Если бы коллеги увидели, чем я завтракаю, они смеялись бы надо мной до самого Нового года. Но, к счастью, коллег больше не было. И смеха тоже.
На остановке стоял старик и кормил голубей. Он сказал:
– Молодой человек, вы выглядите, будто только что умерли.
– Почти, – ответил я. – Осталось дождаться похорон.
Он усмехнулся и сунул мне кусок хлеба.
– Делитесь. Мир не любит одиночек.
Я стал крошить хлеб голубям, и один из них вдруг сел мне на плечо. Я ожидал, что он испачкает мне рубашку, но он просто посмотрел в глаза. Как будто сказал: «Ну и что теперь?»
И тут я понял: падение – это не дно. Это площадка для прыжка. Просто у большинства нет сил оттолкнуться.
На следующий день я проснулся раньше будильника, хотя я его даже не включал. Тело знало: сегодня уже никто не прикажет проснуться вовремя – можно сделать это просто по привычке. Я пошёл в парк, нашёл скамейку, которая выглядела так, будто уже много лет ждала человека во флисовой куртке с надломленной судьбой, и написал на картонке: «Профессиональный слушатель. Бесплатно».
И сел. Без ожиданий. Уныло, зато торжественно.
Первой подошла женщина, худощавая, в идеально сидящем пальто, с глазами человека, который всю ночь пытался быть сильным.
– Я развожусь, – сказала она, словно представлялась.
Я кивнул. Иногда признание – уже победа.
Она говорила долго, путано, перескакивала с бытовых мелочей на философию, потом на кошку, потом обратно на мужа. Я не перебивал. Иногда она смеялась, а сразу после начинала плакать. К концу монолога она сказала:
– Спасибо, что не пытались меня исправить.
И ушла, будто ей стало немного легче.
Потом подошёл мальчик лет двенадцати. Он держал собачий поводок.

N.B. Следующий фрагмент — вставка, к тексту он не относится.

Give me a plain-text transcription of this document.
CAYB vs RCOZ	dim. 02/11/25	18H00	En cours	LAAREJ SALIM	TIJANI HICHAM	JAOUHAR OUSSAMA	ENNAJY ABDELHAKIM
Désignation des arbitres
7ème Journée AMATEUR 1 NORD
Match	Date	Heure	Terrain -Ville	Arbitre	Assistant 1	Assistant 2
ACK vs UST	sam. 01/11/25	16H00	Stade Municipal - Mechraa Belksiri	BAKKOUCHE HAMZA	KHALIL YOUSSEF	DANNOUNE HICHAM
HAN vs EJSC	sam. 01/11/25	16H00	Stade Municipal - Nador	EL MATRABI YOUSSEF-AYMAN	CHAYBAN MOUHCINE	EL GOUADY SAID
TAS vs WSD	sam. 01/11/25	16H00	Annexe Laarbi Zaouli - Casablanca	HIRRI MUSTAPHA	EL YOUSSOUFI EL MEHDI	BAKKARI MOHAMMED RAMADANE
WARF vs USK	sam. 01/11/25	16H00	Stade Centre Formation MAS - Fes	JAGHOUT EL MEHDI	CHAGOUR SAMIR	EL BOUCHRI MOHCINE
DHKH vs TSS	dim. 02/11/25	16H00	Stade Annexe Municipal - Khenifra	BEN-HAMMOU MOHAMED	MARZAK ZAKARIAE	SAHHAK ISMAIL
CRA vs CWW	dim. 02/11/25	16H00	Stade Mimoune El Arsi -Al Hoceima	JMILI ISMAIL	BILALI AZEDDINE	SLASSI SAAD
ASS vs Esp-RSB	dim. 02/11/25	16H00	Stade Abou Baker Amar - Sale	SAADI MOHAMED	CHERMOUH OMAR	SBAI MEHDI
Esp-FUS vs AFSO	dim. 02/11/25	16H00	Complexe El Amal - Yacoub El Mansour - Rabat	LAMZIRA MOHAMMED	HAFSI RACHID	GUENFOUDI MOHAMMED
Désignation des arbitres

– Он ушёл к соседям, – сообщил мне подросток. – У них ему, видимо, веселее.
Я сказал:
– Понимаю.
Он сел рядом и минут десять молча смотрел на голубей.
– Может, он вернётся, – сказал я.
– А может, нет. Но теперь я знаю, что могу скучать, – ответил он, как старик, который прожил сто лет.

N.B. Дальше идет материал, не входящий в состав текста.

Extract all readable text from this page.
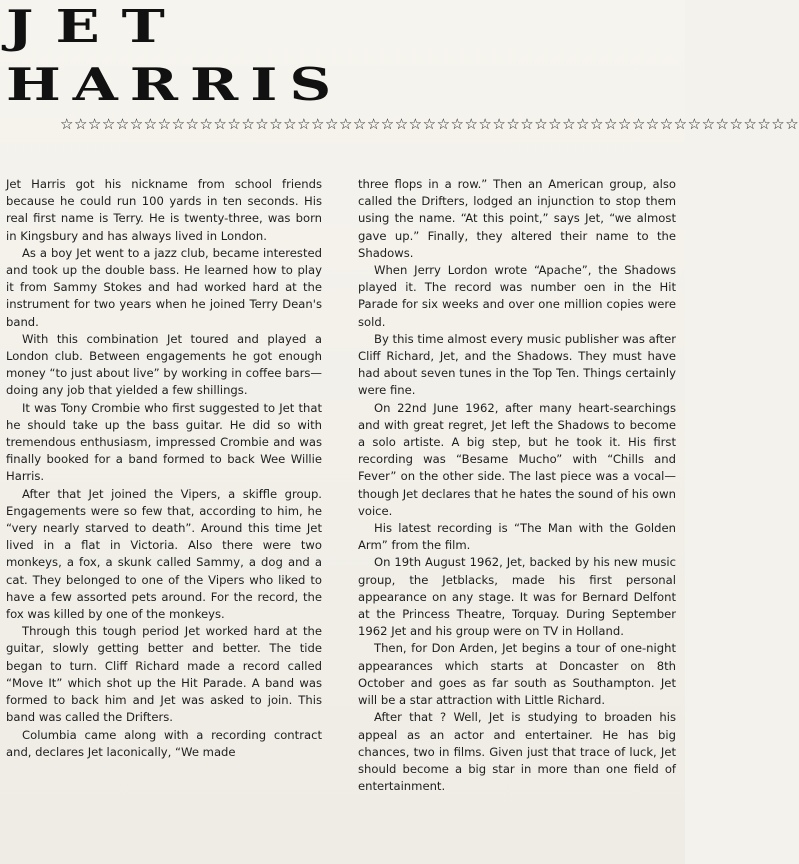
JET
HARRIS
☆☆☆☆☆☆☆☆☆☆☆☆☆☆☆☆☆☆☆☆☆☆☆☆☆☆☆☆☆☆☆☆☆☆☆☆☆☆☆☆☆☆☆☆☆☆☆☆☆☆☆☆☆

Jet Harris got his nickname from school friends because he could run 100 yards in ten seconds. His real first name is Terry. He is twenty-three, was born in Kingsbury and has always lived in London.

As a boy Jet went to a jazz club, became interested and took up the double bass. He learned how to play it from Sammy Stokes and had worked hard at the instrument for two years when he joined Terry Dean's band.

With this combination Jet toured and played a London club. Between engagements he got enough money “to just about live” by working in coffee bars—doing any job that yielded a few shillings.

It was Tony Crombie who first suggested to Jet that he should take up the bass guitar. He did so with tremendous enthusiasm, impressed Crombie and was finally booked for a band formed to back Wee Willie Harris.

After that Jet joined the Vipers, a skiffle group. Engagements were so few that, according to him, he “very nearly starved to death”. Around this time Jet lived in a flat in Victoria. Also there were two monkeys, a fox, a skunk called Sammy, a dog and a cat. They belonged to one of the Vipers who liked to have a few assorted pets around. For the record, the fox was killed by one of the monkeys.

Through this tough period Jet worked hard at the guitar, slowly getting better and better. The tide began to turn. Cliff Richard made a record called “Move It” which shot up the Hit Parade. A band was formed to back him and Jet was asked to join. This band was called the Drifters.

Columbia came along with a recording contract and, declares Jet laconically, “We made

three flops in a row.” Then an American group, also called the Drifters, lodged an injunction to stop them using the name. “At this point,” says Jet, “we almost gave up.” Finally, they altered their name to the Shadows.

When Jerry Lordon wrote “Apache”, the Shadows played it. The record was number oen in the Hit Parade for six weeks and over one million copies were sold.

By this time almost every music publisher was after Cliff Richard, Jet, and the Shadows. They must have had about seven tunes in the Top Ten. Things certainly were fine.

On 22nd June 1962, after many heart-searchings and with great regret, Jet left the Shadows to become a solo artiste. A big step, but he took it. His first recording was “Besame Mucho” with “Chills and Fever” on the other side. The last piece was a vocal—though Jet declares that he hates the sound of his own voice.

His latest recording is “The Man with the Golden Arm” from the film.

On 19th August 1962, Jet, backed by his new music group, the Jetblacks, made his first personal appearance on any stage. It was for Bernard Delfont at the Princess Theatre, Torquay. During September 1962 Jet and his group were on TV in Holland.

Then, for Don Arden, Jet begins a tour of one-night appearances which starts at Doncaster on 8th October and goes as far south as Southampton. Jet will be a star attraction with Little Richard.

After that ? Well, Jet is studying to broaden his appeal as an actor and entertainer. He has big chances, two in films. Given just that trace of luck, Jet should become a big star in more than one field of entertainment.
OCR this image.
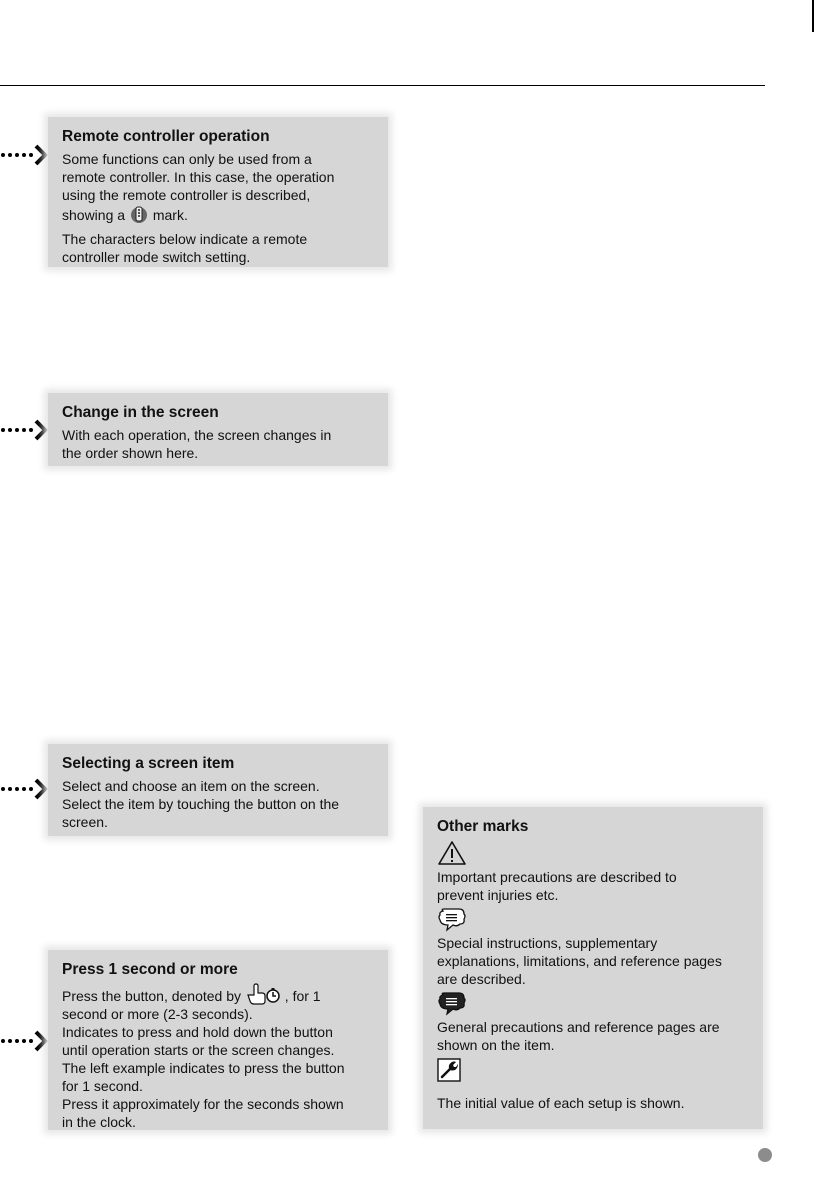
Remote controller operation

Some functions can only be used from a

remote controller. In this case, the operation

using the remote controller is described,

showing a mark.

The characters below indicate a remote

controller mode switch setting.

Change in the screen

With each operation, the screen changes in

the order shown here.

Selecting a screen item

Select and choose an item on the screen.

Select the item by touching the button on the

screen.

Press 1 second or more

Press the button, denoted by	, for 1

second or more (2-3 seconds).

Indicates to press and hold down the button

until operation starts or the screen changes.

The left example indicates to press the button

for 1 second.

Press it approximately for the seconds shown

in the clock.

Other marks

Important precautions are described to

prevent injuries etc.

Special instructions, supplementary

explanations, limitations, and reference pages

are described.

General precautions and reference pages are

shown on the item.

The initial value of each setup is shown.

Он оставил мне яблоко и убежал, будто мог догнать свою потерю.
Ближе к обеду появился мужчина среднего возраста, в костюме, который стоил больше моей прежней зарплаты. Он не сел. Просто стоял.

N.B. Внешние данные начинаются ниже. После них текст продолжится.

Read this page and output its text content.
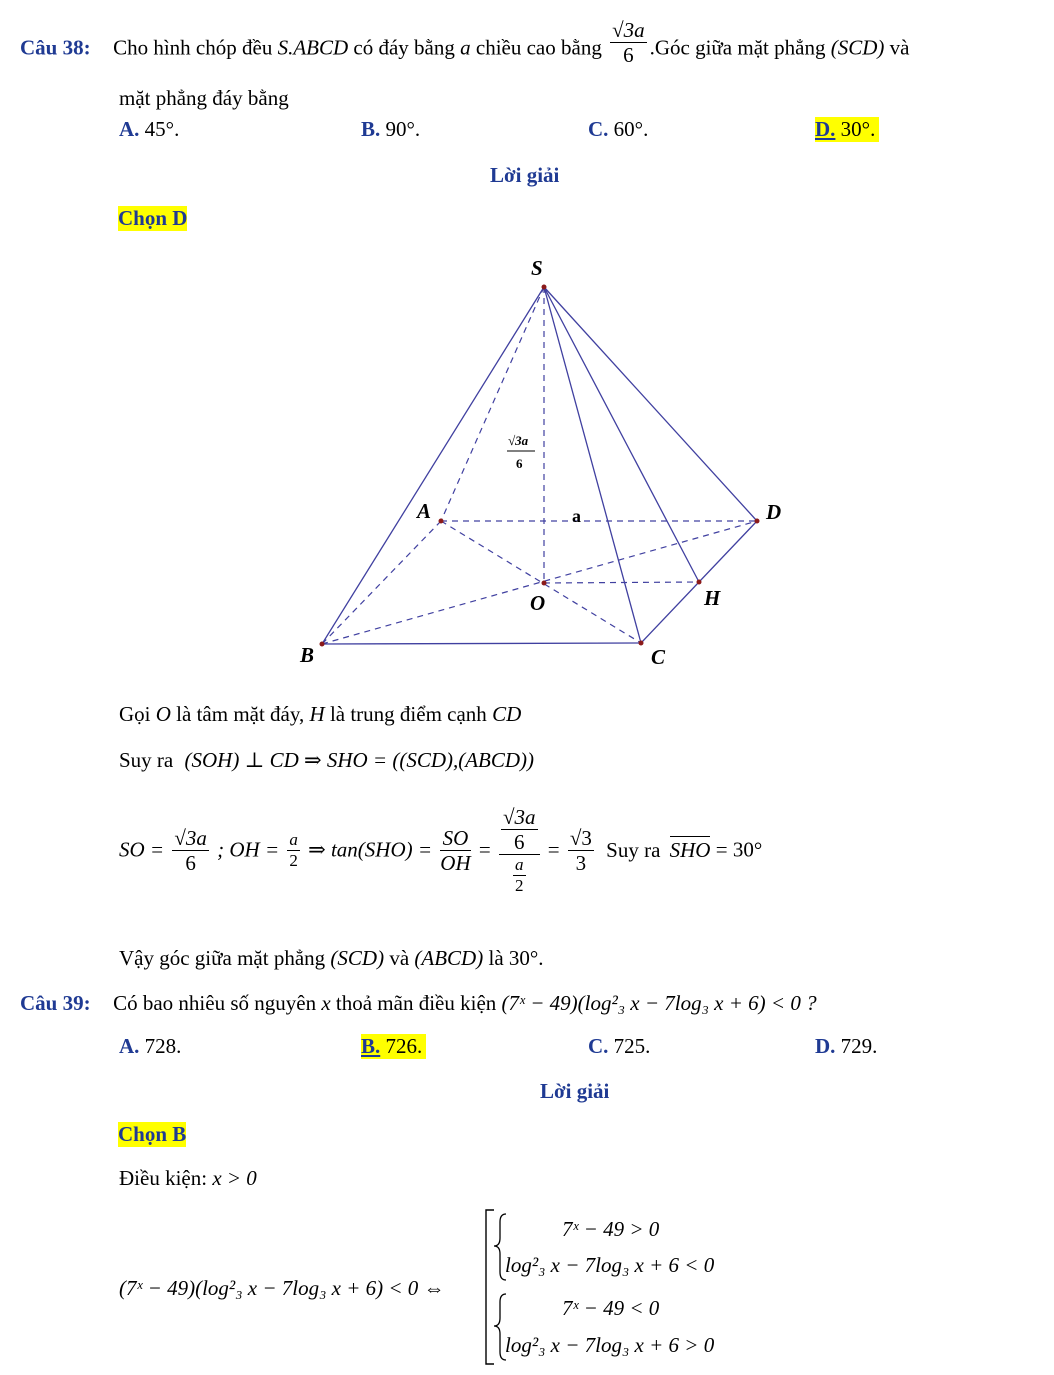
Câu 38: Cho hình chóp đều S.ABCD có đáy bằng a chiều cao bằng $\frac{√3a}{6}$ .Góc giữa mặt phẳng (SCD) và
mặt phẳng đáy bằng
A. 45°.	B. 90°.	C. 60°.	D. 30°.
Lời giải
Chọn D
S
A	D
B	C
O	H
a
√3a
6
Gọi O là tâm mặt đáy, H là trung điểm cạnh CD
Suy ra (SOH) ⊥ CD ⇒ SHO = ((SCD),(ABCD))
SO = $\frac{√3a}{6}$ ; OH = $\frac{a}{2}$ ⇒ $\tan(SHO) = \frac{SO}{OH} = \frac{\frac{√3a}{6}}{\frac{a}{2}} = \frac{√3}{3}$ Suy ra SHO = 30°
Vậy góc giữa mặt phẳng (SCD) và (ABCD) là 30°.
Câu 39: Có bao nhiêu số nguyên x thoả mãn điều kiện (7ˣ − 49)(log²₃ x − 7log₃ x + 6) < 0 ?
A. 728.	B. 726.	C. 725.	D. 729.
Lời giải
Chọn B
Điều kiện: x > 0
(7ˣ − 49)(log²₃ x − 7log₃ x + 6) < 0 ⇔
7ˣ − 49 > 0
log²₃ x − 7log₃ x + 6 < 0
7ˣ − 49 < 0
log²₃ x − 7log₃ x + 6 > 0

– У меня всё есть, – сказал он. – И мне… тошно.
Я кивнул:
– Привычный диагноз.
Он словно впервые за несколько лет улыбнулся, но криво, словно мышцы лица давно забыли, зачем эта функция.
– Я даже не знаю, что хочу, – сказал он. – Только знаю, что так больше нельзя.
Он говорил резко, обрывочно, иногда зло. Не мне, а в пустоту. Но пустота была занята мной, и этого хватало.
Когда он закончил, то достал бумажник и положил на скамейку десять тысяч рублей.
– За то, что не убежали, – сказал он и пошёл дальше, не оглядываясь.
Я попытался догнать его, чтобы вернуть деньги, но он махнул рукой, как человек, который хочет впервые в жизни оставить след и боится, что его сотрут.
До вечера ко мне подходили ещё люди: кто-то рассказывал о работе, кто-то – о страхах, кто-то просто садился рядом и молчал.
И я слушал. Без умных фраз. Без советов. Без спасения.
Когда солнце пошло на спад, у меня было три яблока, два бутерброда, десять тысяч сто рублей и странное новое ощущение, которое трудно назвать иначе, кроме как: я снова существую.
Через неделю я понял, что стал счастлив. Это выглядело неприлично, но я не мог ничего с собой поделать. Возможно, я просто слишком устал быть несчастным.
И если когда-нибудь вы увидите человека, который разговаривает с голубями и улыбается без причины, не торопитесь вызывать скорую. Возможно, он просто понял, что копать вниз бессмысленно: под нами всё равно бетон.